Ben, T.C. tarihinin hiçbir döneminde hatta 27 Mayıs öncesindeki karışık durumda dahi, Cumhurbaşkanlarının, Başbakanların böyle evhama kapıldıklarını ve “korumalar ordusu” tarafından korunduklarını hatırlamıyorum... Bu kadar “popüler” bir hükümet ve başları neden korkarlar! Ama doğrusu, tedbirleri de çok görmüyorum... Maazallah, İtalya’da, Berlusconi’nin dişlerini, burnunu kıran gibi bir meczup çıkarsa, bunun da faturasını “derin devlete” çıkarırlar! Aman; “büyüklerimizi”, gözümüz gibi koruyalım fakat korunurken de, kurumlara çirkef atmasınlar!
Vurun orduya
Bu olay, bu iddialar, malum Ordu düşmanlarına fırsat verdi. Bir süre “çiğneyecekler”.

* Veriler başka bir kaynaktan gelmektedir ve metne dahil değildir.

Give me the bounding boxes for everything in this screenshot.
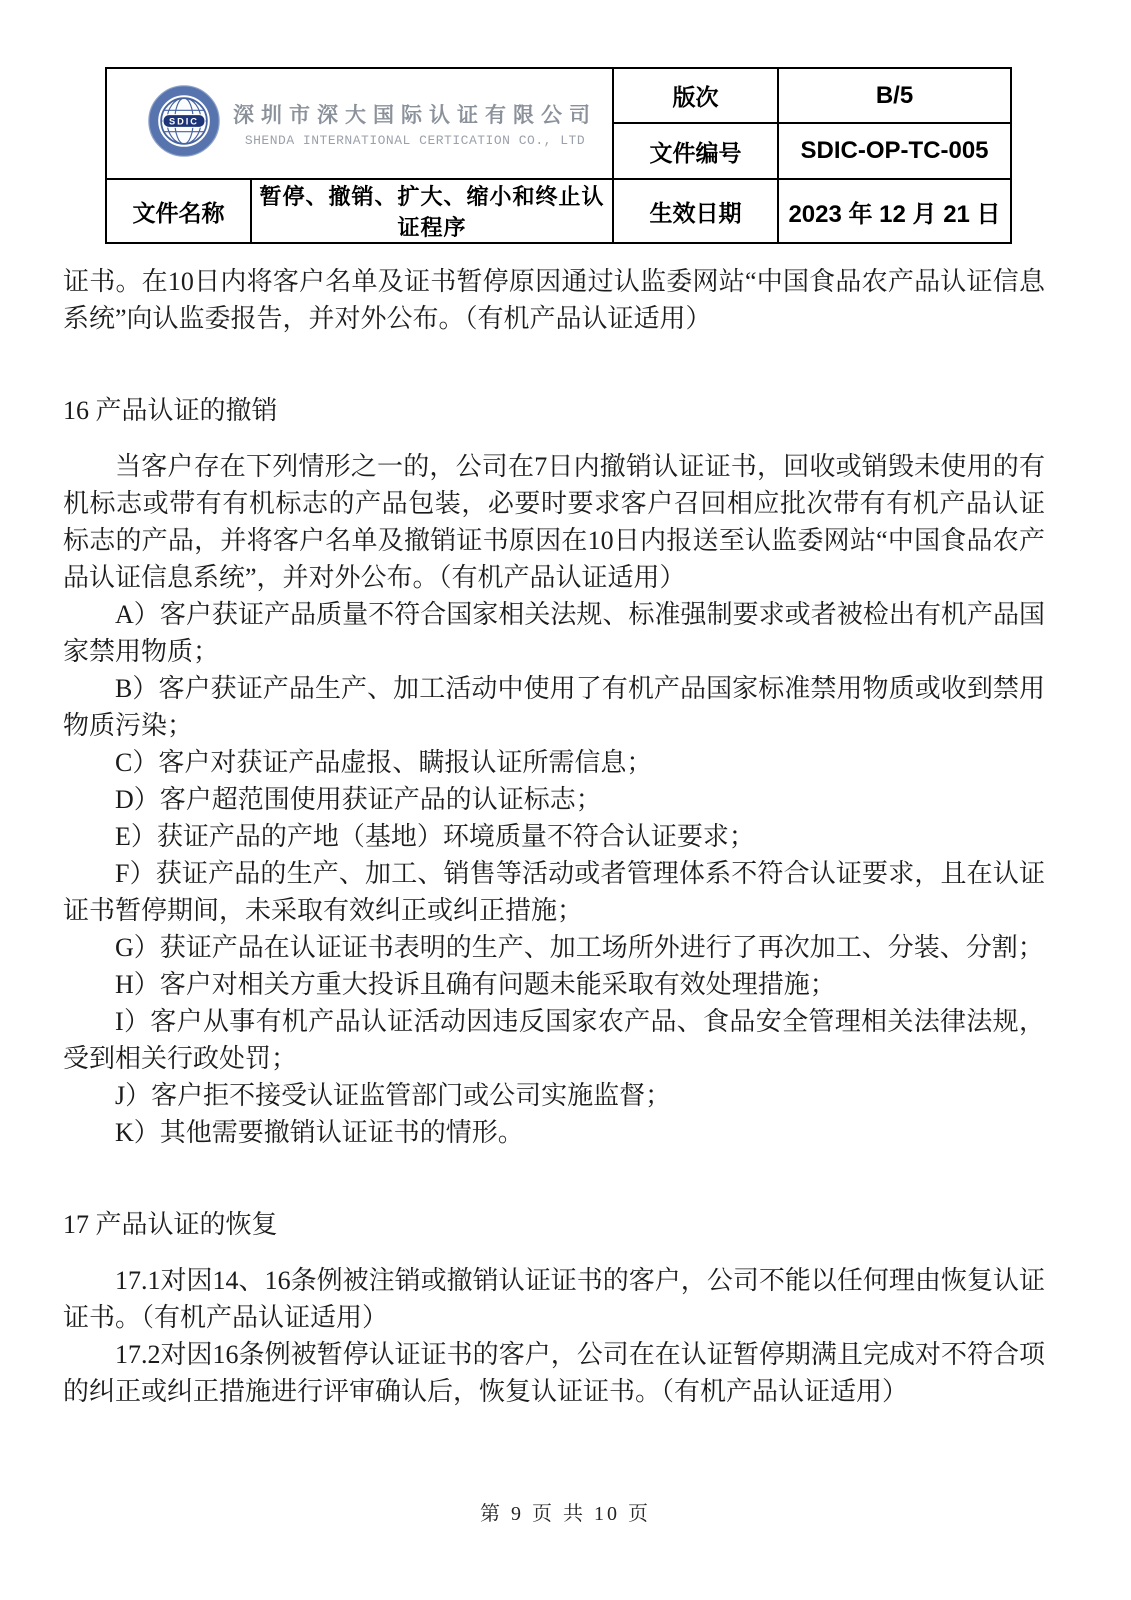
page-number-footer: 第 9 页 共 10 页 bbox=[0, 1497, 1131, 1526]
company-names: 深圳市深大国际认证有限公司 SHENDA INTERNATIONAL CERTI… bbox=[233, 99, 597, 148]
effective-date-value: 2023 年 12 月 21 日 bbox=[778, 179, 1011, 243]
list-item-a: A）客户获证产品质量不符合国家相关法规、标准强制要求或者被检出有机产品国家禁用物… bbox=[63, 596, 1045, 670]
list-item-c: C）客户对获证产品虚报、瞒报认证所需信息； bbox=[63, 744, 1045, 781]
paragraph: 当客户存在下列情形之一的，公司在7日内撤销认证证书，回收或销毁未使用的有机标志或… bbox=[63, 448, 1045, 596]
section-heading-17: 17 产品认证的恢复 bbox=[63, 1206, 1045, 1243]
document-body: 证书。在10日内将客户名单及证书暂停原因通过认监委网站“中国食品农产品认证信息系… bbox=[63, 263, 1045, 1410]
list-item-e: E）获证产品的产地（基地）环境质量不符合认证要求； bbox=[63, 818, 1045, 855]
effective-date-label: 生效日期 bbox=[613, 179, 778, 243]
list-item-g: G）获证产品在认证证书表明的生产、加工场所外进行了再次加工、分装、分割； bbox=[63, 929, 1045, 966]
list-item-k: K）其他需要撤销认证证书的情形。 bbox=[63, 1114, 1045, 1151]
paragraph-17-2: 17.2对因16条例被暂停认证证书的客户，公司在在认证暂停期满且完成对不符合项的… bbox=[63, 1336, 1045, 1410]
doc-name-value: 暂停、撤销、扩大、缩小和终止认证程序 bbox=[251, 179, 613, 243]
list-item-h: H）客户对相关方重大投诉且确有问题未能采取有效处理措施； bbox=[63, 966, 1045, 1003]
paragraph-continuation: 证书。在10日内将客户名单及证书暂停原因通过认监委网站“中国食品农产品认证信息系… bbox=[63, 263, 1045, 337]
list-item-i: I）客户从事有机产品认证活动因违反国家农产品、食品安全管理相关法律法规，受到相关… bbox=[63, 1003, 1045, 1077]
version-value: B/5 bbox=[778, 68, 1011, 123]
list-item-f: F）获证产品的生产、加工、销售等活动或者管理体系不符合认证要求，且在认证证书暂停… bbox=[63, 855, 1045, 929]
company-name-cn: 深圳市深大国际认证有限公司 bbox=[233, 99, 597, 129]
paragraph-17-1: 17.1对因14、16条例被注销或撤销认证证书的客户，公司不能以任何理由恢复认证… bbox=[63, 1262, 1045, 1336]
company-logo-icon: SDIC bbox=[147, 84, 221, 163]
doc-no-label: 文件编号 bbox=[613, 123, 778, 179]
list-item-b: B）客户获证产品生产、加工活动中使用了有机产品国家标准禁用物质或收到禁用物质污染… bbox=[63, 670, 1045, 744]
section-heading-16: 16 产品认证的撤销 bbox=[63, 392, 1045, 429]
document-header-table: SDIC 深圳市深大国际认证有限公司 SHENDA INTERNATIONAL … bbox=[105, 67, 1012, 244]
doc-name-label: 文件名称 bbox=[106, 179, 251, 243]
company-name-en: SHENDA INTERNATIONAL CERTICATION CO., LT… bbox=[233, 133, 597, 148]
header-table-wrap: SDIC 深圳市深大国际认证有限公司 SHENDA INTERNATIONAL … bbox=[105, 67, 1012, 244]
logo-cell: SDIC 深圳市深大国际认证有限公司 SHENDA INTERNATIONAL … bbox=[106, 68, 613, 179]
version-label: 版次 bbox=[613, 68, 778, 123]
document-page: { "header_table": { "logo": { "badge_tex… bbox=[0, 0, 1131, 1600]
doc-no-value: SDIC-OP-TC-005 bbox=[778, 123, 1011, 179]
list-item-j: J）客户拒不接受认证监管部门或公司实施监督； bbox=[63, 1077, 1045, 1114]
list-item-d: D）客户超范围使用获证产品的认证标志； bbox=[63, 781, 1045, 818]
svg-text:SDIC: SDIC bbox=[169, 117, 199, 127]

Birisi Genelkurmay’ın açıklaması için “mızrak çuvala sığmıyormuş” diyor. Ve onlara göre sonunda Başbuğ “bitirilecekmiş”!
Mahutlardan Ali Bayramoğlu da der ki; “Bu olayların diğer bazı gelişmeler gibi, ’derin’bir anlamı var. Kaos politikasının hedefi şudur: Siyasi iktidarın örselenmesi, seçimleri kaybetmesi. Olmadı, Türkiye’nin bir koalisyona götürülmesi... Sıkışan asker, sıkışan Ergenekoncular, sıkışan merkez medya için bu durum ortak bir hedef gibi görünüyor.”

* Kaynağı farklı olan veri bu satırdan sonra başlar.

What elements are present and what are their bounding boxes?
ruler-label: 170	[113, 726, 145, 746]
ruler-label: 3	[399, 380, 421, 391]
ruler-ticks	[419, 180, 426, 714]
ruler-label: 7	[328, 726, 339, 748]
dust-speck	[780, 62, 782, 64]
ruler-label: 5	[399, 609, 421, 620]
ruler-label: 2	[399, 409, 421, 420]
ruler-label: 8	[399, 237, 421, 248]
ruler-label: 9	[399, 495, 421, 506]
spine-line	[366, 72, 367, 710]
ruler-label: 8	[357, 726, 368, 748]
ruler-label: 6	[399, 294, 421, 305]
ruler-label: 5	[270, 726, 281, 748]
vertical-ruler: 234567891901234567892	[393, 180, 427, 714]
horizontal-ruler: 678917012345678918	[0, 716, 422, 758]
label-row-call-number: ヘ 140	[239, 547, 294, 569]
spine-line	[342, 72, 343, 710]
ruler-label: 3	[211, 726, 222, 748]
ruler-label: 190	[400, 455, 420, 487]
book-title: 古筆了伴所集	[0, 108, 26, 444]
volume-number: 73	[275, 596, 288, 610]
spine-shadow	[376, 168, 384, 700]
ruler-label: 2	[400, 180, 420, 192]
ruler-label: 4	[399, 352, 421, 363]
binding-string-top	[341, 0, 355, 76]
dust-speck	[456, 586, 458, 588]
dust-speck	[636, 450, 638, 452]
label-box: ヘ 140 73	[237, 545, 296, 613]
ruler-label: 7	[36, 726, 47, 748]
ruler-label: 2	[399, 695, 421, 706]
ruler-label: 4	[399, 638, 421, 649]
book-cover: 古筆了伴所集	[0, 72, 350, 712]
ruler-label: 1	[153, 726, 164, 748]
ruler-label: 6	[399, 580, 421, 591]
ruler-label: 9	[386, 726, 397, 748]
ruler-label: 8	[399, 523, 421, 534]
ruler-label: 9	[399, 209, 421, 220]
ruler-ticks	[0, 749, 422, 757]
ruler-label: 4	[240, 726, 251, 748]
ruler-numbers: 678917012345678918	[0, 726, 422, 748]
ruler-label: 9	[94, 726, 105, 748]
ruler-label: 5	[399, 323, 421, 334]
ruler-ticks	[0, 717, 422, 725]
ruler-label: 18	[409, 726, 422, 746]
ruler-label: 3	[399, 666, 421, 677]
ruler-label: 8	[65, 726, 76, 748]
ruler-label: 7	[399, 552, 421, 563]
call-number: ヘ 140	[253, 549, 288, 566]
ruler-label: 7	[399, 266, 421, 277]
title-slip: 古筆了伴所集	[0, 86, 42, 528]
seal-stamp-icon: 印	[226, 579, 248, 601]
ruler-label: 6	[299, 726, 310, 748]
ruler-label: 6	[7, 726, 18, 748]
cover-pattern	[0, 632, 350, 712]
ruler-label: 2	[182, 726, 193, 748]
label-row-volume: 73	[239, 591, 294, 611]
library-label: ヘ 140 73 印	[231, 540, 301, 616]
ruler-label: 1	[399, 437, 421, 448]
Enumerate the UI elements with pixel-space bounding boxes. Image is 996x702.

Fakat bu adamın, DTP’nin kapatılmasından sonraki olaylar hakkındaki değerlendirmesi daha anlamlı; Baydemir denilen adamın, Hükümete karşı şimdiye kadar hiçbir siyasetçinin, bu kadar terbiyesizce konuşmasını kınamıyor, hatta zımnen tasvip ediyor. Diyarbakır’da KCK’ya yönelik operasyon ona göre “Sivil siyasetçileri de tasfiyeyi hedefleyen, açılım sözünün bile manasına aykırı bir operasyon ve hükümetin muhatapsız (APO ve PKK diye okuyun. A.K.) politikası, asayiş ekseninde seyrederse, sonunda kendisini yaralayacak! Bu Kürtleri savaşa davet etmekle ve sert politikalarını meşrulaştırmakla eş anlamlı bir durumdur...” Bayramoğlu, Baydemir’in küfürlerini teğet geçiyor, ama şu tehditlerini onaylıyor, “Şeyh Sait ve Seyit Rıza ihanete uğradı. Ama ondan sonrakiler ihanete uğramadı, uğramayacaktır... Hükümete, ’akıllarınızı başlarınıza toplayın’çağrısında bulunuyorum. Ya gereğini yapın, ya da bu halk size geri adım attırmayı bilir” . Yani, PKK’lı Kaplan’ın “iç tehdidi” gibi “iç savaş” ! Bayramoğlu’na göre, bu da haklı! Bu adam kimden yana? Yazısının sonunda “sıkıntı var” demiş... Evet, Türkiye’deki büyük sıkıntılardan biri Bayramoğlu ve şerikleri!